Palhaços na campanha eleitoral
Éimprovável que Donald Trump, o magnata do imobiliário e anfitrião de reality shows, também conhecido como “The Donald”, seja o próximo presidente dos Estados Unidos. Ele é turbulento, bruto, ignorante sobre a maior parte das coisas e tem uma aparência absurda com o seu penteado alto, com o cabelo todo puxado para um lado e pintado de loiro. Mesmo os republicanos mais fervorosos o depreciaram chamando- lhe um “palhaço de rodeio” e à sua campanha um “circo”. O Huffington Post faz a cobertura da campanha de Trump estritamente como notícias de entretenimento.
No entanto, neste momento, Trump está a deixar todos os seus rivais na corrida para a nomeação presidencial republicana para trás. Mesmo na política dos EUA, que consegue ser muito estranha, isto é extraordinário. O que explica a popularidade de Trump? Serão todos os seus apoiantes “loucos”, como lhes chamou o senador John McCain, talvez imprudentemente?

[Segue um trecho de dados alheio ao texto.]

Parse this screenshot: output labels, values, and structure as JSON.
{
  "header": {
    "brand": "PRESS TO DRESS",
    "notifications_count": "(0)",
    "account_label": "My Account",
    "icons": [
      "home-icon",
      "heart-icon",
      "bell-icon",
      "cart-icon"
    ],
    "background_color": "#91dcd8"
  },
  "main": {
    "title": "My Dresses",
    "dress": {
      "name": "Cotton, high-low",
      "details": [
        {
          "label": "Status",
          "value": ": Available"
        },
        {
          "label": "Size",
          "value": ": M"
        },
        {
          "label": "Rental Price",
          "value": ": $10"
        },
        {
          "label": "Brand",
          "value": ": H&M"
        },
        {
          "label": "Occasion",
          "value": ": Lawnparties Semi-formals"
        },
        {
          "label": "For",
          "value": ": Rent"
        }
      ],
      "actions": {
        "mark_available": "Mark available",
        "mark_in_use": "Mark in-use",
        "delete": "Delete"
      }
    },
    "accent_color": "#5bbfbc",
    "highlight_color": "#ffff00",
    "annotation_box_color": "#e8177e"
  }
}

Os críticos de Trump argumentam que ele está a jogar com os instintos mais básicos de eleitores insatisfeitos, que odeiam os estrangeiros ( especialmente mexicanos), desconfiam dos banqueiros ( ou de qualquer pessoa com um grau de educação superior, já agora) e ainda não conseguiram ultrapassar a eleição de um presidente cujo pai era negro. Trump, nas palavras do comediante Jon Stewart, é “a identidade da América”, ou, pelo menos, a identidade de um grande número de americanos maioritariamente brancos, maioritariamente idosos, maioritariamente provincianos.
Agora, tudo isso pode ser verdade. Mas Trump faz parte de um fenómeno mais generalizado em todo o mundo democrático. Eleitores descontentes podem ser encontrados em todos os lugares, seja nos EUA, na Europa ou na Índia. Mas eles não estão apenas a afastar- se dos principais partidos políticos e a seguir populistas que prometem correr com as elites corruptas dos centros de poder; eles também partilham um gosto por políticos artistas ou palhaços, se preferirem.

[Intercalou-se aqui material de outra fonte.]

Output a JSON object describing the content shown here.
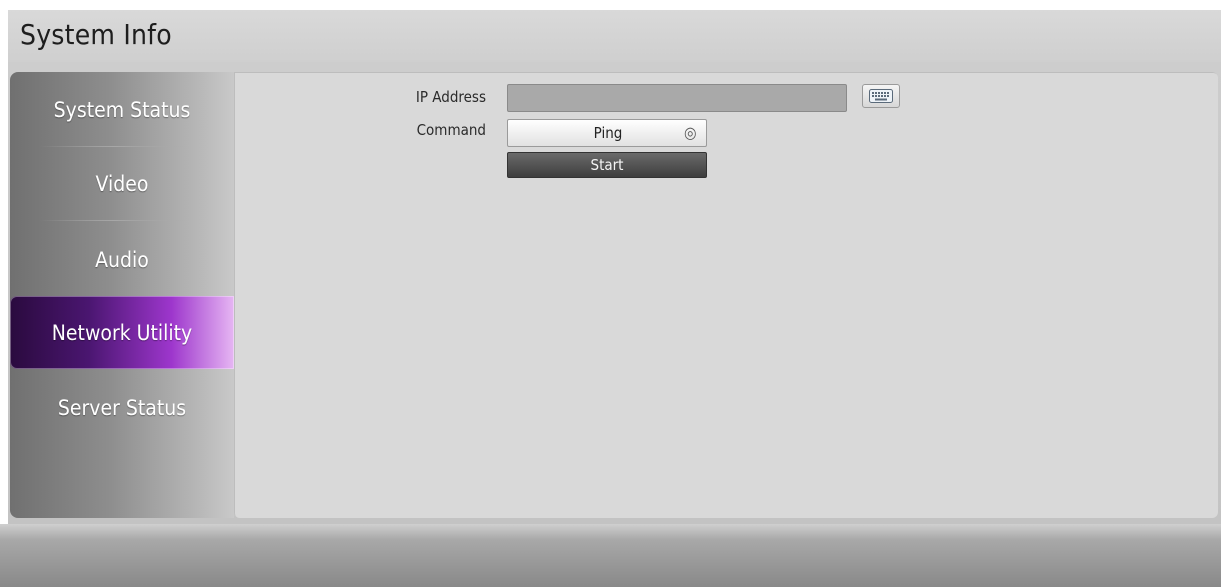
{
  "header": {
    "title": "System Info"
  },
  "sidebar": {
    "items": [
      {
        "label": "System Status"
      },
      {
        "label": "Video"
      },
      {
        "label": "Audio"
      },
      {
        "label": "Network Utility"
      },
      {
        "label": "Server Status"
      }
    ]
  },
  "form": {
    "ip_address_label": "IP Address",
    "ip_address_value": "",
    "command_label": "Command",
    "command_value": "Ping",
    "start_label": "Start"
  },
  "icons": {
    "keyboard": "keyboard-icon",
    "select_ring": "ring-icon"
  },
  "colors": {
    "active_accent": "#9d36cc",
    "active_dark": "#2a0a3e"
  }
}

Beppe Grillo, um verdadeiro comediante profissional, lidera agora o segundo maior partido político de Itália. O seu objetivo é derrubar as instituições políticas do país e abalar a União Europeia fazendo que a Itália saia do euro.
Em certo sentido, é claro, os italianos já votaram três vezes numa figura apalhaçada para primeiro- ministro. Silvio Berlusconi, outro bilionário do imobiliário, que começou a sua carreira como cantor num navio de cruzeiros, era ainda mais chocante do que Trump, além de patrão dos meios de comunicação – literalmente falando, pois era dono da maior parte deles no seu país. Como é o caso de “The Donald”, muitas pessoas, especialmente homens, gostavam dele, não apesar das suas declarações e comportamentos ultrajantes, mas por causa deles.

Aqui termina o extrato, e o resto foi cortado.